Crown Agent for the Colonies
- In office 1881–1909

Personal details
- Born: 1845
- Died: 30 November 1920 (aged 74–75)

= Ernest Edward Blake =

British colonial official

Sir Ernest Edward Blake (1845 – 30 November 1920) was a British colonial official who was Crown Agent for the Colonies from 1881 until 1909.

==Biography==
Blake was born in 1845, the son of Rev. Edmund Blake, rector of Bramerton, Norfolk, and was educated at Norwich grammar school.

He entered the Colonial Office in 1863, passing at the head of the list. In 1872 he became Assistant Private Secretary to Lord Kimberley, Secretary of State for the Colonies, and in 1874 he was briefly Private Secretary until the change of administration. Blake advanced to the position of 1st class Clerk and Head of the General Department in 1879.

In 1881 he left the Colonial office to become a Crown Agent for the Colonies, in which position he stayed until he retired in May 1909. Crown agents reported to the Crown Agency Office in London, an office which served as the sole official British commercial and financial agent of all British protectorates and Crown colonies. The Colonial Office enforced a policy of sole usage of crown agencies for all purchases of goods for government use, creating a virtual monopoly over government retail supply within the colonies of the British Empire. The Crown Agencies also became financial institutions, supplying capital, routes for investment, and pensions to all public works and government in British dependent colonies (excluding such Dominions as Canada or Australia). Crown Agencies were the bodies responsible for all large projects such as railway or harbour construction throughout British Africa, India, and the West Indies.

Blake was for several years a director of the London Assurance Company, but had to resign following a debate in the Parliament in 1904. Civil servants could normally not hold such directorships, and though Crown Agents were not technically civil servants, the Colonial Secretary Alfred Lyttelton clarified in a debate in July 1904 that such rules would also apply to them.

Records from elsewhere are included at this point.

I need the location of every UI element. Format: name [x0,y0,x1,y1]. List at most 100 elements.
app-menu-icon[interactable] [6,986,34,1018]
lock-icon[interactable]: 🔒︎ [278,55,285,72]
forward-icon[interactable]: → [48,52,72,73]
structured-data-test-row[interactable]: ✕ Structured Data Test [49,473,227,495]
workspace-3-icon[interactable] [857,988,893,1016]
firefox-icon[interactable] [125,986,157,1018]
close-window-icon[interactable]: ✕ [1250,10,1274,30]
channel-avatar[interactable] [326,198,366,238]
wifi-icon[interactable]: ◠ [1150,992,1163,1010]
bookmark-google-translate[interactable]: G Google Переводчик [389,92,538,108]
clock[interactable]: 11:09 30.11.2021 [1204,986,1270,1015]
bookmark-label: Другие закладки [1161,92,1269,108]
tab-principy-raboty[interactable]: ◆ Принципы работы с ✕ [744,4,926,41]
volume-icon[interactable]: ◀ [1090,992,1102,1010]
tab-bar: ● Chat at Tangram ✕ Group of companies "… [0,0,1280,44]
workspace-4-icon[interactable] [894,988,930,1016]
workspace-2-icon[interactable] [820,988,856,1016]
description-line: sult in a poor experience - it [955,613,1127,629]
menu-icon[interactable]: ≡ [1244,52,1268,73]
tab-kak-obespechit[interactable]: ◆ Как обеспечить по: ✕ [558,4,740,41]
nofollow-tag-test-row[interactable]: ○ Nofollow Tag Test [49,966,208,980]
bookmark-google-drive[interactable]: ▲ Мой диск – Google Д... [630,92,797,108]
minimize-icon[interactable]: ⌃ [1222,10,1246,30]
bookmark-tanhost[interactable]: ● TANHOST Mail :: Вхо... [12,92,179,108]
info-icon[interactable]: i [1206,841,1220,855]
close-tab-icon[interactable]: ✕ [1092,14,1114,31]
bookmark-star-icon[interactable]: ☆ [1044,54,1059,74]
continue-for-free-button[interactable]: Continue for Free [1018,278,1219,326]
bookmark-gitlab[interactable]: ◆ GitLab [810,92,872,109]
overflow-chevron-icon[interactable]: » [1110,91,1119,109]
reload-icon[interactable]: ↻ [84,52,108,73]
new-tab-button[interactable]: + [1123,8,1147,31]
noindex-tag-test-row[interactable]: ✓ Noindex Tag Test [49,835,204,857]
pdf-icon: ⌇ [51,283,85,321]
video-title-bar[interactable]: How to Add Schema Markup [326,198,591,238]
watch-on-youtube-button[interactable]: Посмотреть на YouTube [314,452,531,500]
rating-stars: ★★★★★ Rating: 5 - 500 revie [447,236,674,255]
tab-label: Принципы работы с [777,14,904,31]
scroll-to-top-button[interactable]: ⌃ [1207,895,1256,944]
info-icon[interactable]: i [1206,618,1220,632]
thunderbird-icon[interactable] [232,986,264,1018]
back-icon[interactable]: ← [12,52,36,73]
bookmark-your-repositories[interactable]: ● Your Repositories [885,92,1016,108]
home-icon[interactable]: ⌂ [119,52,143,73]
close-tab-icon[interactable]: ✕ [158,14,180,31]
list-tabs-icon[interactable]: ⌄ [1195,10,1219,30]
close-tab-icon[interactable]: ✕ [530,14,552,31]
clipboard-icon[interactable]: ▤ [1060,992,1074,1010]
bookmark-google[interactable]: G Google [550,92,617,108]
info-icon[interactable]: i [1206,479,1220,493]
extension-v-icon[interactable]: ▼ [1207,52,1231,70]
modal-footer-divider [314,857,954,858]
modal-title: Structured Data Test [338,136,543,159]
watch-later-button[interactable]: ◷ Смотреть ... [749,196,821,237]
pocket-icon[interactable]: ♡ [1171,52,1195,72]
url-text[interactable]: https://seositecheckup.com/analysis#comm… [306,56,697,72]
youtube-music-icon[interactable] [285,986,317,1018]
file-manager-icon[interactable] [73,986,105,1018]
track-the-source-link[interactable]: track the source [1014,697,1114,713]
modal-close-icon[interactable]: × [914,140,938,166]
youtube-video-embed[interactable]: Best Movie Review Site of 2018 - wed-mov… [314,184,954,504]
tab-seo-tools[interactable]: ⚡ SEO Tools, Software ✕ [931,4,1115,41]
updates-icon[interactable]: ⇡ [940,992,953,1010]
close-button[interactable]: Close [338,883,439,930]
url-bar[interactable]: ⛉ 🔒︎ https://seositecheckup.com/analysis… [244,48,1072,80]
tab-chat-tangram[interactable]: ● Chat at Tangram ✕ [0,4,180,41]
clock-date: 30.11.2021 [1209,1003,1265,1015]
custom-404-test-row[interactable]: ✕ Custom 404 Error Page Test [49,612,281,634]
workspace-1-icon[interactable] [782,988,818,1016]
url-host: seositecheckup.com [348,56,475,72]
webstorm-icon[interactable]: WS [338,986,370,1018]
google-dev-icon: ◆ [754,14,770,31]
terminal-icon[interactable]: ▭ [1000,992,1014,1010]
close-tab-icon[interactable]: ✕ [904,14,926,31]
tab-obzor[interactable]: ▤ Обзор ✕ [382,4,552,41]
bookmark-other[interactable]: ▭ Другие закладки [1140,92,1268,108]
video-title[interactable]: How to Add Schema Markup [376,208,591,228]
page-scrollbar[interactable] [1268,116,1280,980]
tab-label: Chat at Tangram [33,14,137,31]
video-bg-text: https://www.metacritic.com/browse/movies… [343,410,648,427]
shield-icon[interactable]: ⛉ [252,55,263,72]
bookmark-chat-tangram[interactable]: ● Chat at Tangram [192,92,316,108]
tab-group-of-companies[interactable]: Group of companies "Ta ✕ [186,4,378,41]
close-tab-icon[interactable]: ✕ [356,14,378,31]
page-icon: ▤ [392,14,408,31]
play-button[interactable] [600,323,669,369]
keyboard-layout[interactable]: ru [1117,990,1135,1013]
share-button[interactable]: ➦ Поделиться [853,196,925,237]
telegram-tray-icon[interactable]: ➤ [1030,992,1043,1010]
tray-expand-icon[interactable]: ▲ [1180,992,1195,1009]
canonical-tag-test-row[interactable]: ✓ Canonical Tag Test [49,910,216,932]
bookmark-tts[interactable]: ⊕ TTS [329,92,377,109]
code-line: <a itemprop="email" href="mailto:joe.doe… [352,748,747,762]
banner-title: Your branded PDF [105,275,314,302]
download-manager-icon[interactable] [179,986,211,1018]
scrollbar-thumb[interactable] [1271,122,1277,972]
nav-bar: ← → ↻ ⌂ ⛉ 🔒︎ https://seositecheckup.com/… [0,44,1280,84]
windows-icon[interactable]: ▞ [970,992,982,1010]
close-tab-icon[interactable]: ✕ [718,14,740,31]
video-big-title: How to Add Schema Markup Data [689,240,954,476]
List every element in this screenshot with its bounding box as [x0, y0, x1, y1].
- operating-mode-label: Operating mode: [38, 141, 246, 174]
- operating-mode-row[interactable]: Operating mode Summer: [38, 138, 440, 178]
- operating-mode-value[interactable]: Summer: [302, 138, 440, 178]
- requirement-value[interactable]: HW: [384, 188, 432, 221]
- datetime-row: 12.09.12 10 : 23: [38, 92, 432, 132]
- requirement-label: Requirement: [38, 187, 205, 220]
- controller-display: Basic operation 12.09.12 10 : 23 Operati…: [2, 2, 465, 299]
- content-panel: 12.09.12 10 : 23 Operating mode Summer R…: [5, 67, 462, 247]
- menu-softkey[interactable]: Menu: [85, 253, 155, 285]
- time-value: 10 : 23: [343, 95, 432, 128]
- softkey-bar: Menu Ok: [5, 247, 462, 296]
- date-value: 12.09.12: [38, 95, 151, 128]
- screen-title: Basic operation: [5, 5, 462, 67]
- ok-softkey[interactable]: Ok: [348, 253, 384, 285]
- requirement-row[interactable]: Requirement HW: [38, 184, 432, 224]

Blake was appointed a Knight Commander of the Order of St Michael and St George (KCMG) in the 1901 Birthday Honours list on 9 November 1901, and invested as such by King Edward VII at St James's Palace on 17 December 1901.

He lived at Hawkshill, Leatherhead, in Surrey, but moved to Woolcombe St Mary’s, Uplyme, Devon in 1920, dying later the same year, on 30 Nov. 1920.

==Family==
Blake married, in 1874, Catharine Isabella Blyth, daughter of Alfred Blyth. Lady Blake died at Hawkshill on 22 October 1902. They had two sons (including Ernest Stephen Blake) and one daughter.